Pare de criar problemas

 

Depois de se perguntar “O que é viver?” e “Como podemos viver realmente?”, outra boa pergunta é “Como podemos parar de criar problemas”? Essa é uma pergunta que pode parecer estranha porque crescemos pensando que a culpa está no outro. É como na famosa frase de Sartre: “O inferno são os outros”. O outro é o culpado. São as situações, as circunstâncias, o sistema político, o presidente, o diretor da instituição, o marido, a esposa, o monte de filhos, os pais que são o problema.

Seguimos colocando os problemas lá fora, nas pessoas, nas coisas, nas circunstâncias, no clima: “Está muito frio”, “está muito quente”… e é por isso que estou infeliz. Mas será que é realmente assim? Será que os outros causam tanto problema para nós? Será que todo este mundo entrou em um complô contra o João e contra a Maria?

Ao invés de olhar apenas para fora, podemos começar uma autorreflexão que pergunta: “Como podemos viver criando menos problemas?”

Tomemos, por exemplo, a ganância. Geralmente não vemos a ganância como um problema. Não vemos a nós mesmos como um problema e, portanto, não vemos nossos desejos e necessidades como um problema. Há tantas coisas bonitas e interessantes para comprar. O problema é que não tenho dinheiro. Não tenho dinheiro pois ganho mal, há o desemprego, os outros são mesquinhos, o mundo é mau. O problema está no outro. Os economistas não criam uma maneira de eu ganhar mais dinheiro, o que devo fazer para ganhar muito dinheiro? A culpa é do modelo político, do sistema econômico, da concorrência … por causa deles não consigo comprar e adquirir as coisas que o shopping center me oferece e, claro, se o shopping center oferece é porque deve ser comprado e tenho direito a tudo aquilo.

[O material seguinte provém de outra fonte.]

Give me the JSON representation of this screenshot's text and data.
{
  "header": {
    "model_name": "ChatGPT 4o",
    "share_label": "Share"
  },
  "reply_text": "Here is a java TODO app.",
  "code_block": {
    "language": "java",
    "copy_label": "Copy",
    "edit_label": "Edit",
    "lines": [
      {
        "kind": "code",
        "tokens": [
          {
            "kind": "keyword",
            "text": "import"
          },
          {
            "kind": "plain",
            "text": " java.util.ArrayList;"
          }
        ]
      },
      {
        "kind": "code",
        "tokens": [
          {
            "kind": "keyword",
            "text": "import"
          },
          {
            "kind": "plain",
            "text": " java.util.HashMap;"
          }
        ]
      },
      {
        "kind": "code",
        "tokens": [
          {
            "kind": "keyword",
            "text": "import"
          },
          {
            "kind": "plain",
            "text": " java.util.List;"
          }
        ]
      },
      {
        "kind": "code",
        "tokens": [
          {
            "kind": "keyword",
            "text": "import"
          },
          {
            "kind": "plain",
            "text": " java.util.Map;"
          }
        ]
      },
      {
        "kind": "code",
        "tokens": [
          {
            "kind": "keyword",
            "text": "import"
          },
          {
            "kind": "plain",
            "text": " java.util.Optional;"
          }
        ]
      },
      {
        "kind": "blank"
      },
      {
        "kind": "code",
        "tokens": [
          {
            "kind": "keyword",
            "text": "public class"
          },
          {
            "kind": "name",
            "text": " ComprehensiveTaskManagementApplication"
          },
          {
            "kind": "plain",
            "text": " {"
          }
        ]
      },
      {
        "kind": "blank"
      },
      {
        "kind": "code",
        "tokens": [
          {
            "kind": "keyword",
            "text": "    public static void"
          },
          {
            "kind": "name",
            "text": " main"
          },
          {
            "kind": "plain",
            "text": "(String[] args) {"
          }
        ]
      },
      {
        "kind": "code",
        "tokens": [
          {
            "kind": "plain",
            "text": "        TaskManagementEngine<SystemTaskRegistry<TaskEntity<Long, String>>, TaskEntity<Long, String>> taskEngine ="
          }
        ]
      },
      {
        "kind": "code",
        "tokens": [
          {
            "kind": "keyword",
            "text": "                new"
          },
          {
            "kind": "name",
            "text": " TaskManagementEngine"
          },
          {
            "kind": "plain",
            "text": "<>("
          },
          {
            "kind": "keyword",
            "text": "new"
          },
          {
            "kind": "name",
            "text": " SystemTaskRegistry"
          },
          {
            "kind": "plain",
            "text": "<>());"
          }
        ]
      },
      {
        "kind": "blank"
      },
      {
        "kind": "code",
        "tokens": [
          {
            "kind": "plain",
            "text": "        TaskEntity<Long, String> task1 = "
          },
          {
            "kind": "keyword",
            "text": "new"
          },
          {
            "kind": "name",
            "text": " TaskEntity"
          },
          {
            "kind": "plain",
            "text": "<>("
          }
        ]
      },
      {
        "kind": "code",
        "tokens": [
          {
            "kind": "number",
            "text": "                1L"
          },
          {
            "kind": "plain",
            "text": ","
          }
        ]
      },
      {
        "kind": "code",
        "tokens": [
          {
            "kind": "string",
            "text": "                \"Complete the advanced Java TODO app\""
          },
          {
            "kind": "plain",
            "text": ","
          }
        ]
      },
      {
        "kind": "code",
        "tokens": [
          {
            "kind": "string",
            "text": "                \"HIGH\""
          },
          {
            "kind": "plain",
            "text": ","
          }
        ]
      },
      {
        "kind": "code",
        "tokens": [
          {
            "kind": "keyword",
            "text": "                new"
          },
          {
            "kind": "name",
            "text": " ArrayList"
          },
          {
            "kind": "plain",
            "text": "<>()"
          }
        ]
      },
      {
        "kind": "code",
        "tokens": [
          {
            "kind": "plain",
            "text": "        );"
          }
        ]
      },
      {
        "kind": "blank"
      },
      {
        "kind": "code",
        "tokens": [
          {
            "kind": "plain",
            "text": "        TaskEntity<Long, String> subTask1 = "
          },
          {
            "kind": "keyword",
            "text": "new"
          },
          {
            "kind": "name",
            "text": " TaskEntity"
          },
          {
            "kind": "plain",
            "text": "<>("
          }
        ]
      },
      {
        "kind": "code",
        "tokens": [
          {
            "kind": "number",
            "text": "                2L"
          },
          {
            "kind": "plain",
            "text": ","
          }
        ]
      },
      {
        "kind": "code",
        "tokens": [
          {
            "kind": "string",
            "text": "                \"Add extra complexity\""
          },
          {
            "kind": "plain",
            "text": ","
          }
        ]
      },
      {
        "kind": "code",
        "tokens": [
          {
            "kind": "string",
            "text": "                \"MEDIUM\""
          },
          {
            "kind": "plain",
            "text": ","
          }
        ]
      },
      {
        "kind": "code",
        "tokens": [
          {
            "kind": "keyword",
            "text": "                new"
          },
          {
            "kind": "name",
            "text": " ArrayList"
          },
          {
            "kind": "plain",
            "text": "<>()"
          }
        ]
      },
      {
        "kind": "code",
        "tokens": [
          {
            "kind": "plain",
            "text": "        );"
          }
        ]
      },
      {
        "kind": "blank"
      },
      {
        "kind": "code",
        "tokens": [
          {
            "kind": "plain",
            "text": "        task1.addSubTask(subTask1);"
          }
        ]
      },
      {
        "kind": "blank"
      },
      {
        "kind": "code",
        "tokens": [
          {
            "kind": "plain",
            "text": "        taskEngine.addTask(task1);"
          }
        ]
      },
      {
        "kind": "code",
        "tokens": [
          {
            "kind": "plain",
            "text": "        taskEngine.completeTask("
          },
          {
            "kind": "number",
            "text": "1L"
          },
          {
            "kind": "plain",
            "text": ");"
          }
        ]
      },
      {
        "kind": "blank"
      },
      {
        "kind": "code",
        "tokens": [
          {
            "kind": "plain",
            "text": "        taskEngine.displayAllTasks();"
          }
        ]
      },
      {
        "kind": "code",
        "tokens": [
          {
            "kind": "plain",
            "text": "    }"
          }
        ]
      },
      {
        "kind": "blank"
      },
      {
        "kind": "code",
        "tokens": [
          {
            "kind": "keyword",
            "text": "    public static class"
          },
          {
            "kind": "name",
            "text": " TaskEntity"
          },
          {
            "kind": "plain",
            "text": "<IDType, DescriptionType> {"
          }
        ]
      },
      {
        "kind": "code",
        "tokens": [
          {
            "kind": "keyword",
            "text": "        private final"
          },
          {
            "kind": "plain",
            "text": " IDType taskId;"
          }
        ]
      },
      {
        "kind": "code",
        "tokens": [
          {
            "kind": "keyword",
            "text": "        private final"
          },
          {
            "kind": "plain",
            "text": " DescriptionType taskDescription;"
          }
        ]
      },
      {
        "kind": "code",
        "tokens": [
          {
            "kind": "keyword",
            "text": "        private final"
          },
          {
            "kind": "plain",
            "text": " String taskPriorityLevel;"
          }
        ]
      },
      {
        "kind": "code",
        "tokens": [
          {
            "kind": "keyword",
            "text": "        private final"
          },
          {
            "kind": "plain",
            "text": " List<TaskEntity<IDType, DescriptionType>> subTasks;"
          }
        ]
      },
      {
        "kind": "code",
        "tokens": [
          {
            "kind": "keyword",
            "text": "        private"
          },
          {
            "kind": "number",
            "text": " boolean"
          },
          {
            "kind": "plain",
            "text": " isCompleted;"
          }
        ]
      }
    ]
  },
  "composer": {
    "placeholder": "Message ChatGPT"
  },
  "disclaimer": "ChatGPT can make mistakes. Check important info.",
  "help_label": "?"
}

O shopping center é visto como um amigo. Oferece variedade, beleza e acessibilidade … para todos. Vidros são colocados na vitrine, tudo transparente para que você olhe, se deleite com o pensamento de possuir tudo aquilo que está lá, para você. Boas lojas têm poucas paredes, tudo deve ser bem transparente. E ficamos enamorados, e os donos das lojas ficam satisfeitos por terem despertado o interesse do público. Como as mocinhas do Instagram mostrando suas roupas novas em posições curvilíneas, angulares e sensuais, agradecendo as curtidas. É o mundo em que estimular a fome é visto como algo bom e inocente. Não compreendemos que muito de nossa fome, de nossa insatisfação e sofrimento, vem da ganância. Temos um corpo e uma mente que são insaciáveis e que muito raramente ficam contentes por um período de tempo razoável. E por todo o lado haverá quem se delicie em ganhar algo estimulando essa fome.

A falta de consciência cria problemas para nós, nos transforma em vendedores de sensações, estimuladores do consumo, alimentadores de frustrações para todos aqueles que não terão condições de curtir e adquirir o ‘produto’. Ela revela para o mundo nosso lado fraco e carente, desejoso de afirmação e elogio externo.

A falta de consciência também cria problemas para nossos ‘consumidores’. Estimula sua ganância, alimenta sua frustração, derruba sua autoestima. Vale quem compra, quem tem, quem usa, quem mostra.

Uma prática de conscientização que não seja capaz de questionar o que fazemos e como vivemos, é uma prática vazia, superficial. É somente um show.

* Ricardo Sasaki é psicólogo clínico e um dos professores do NUMI.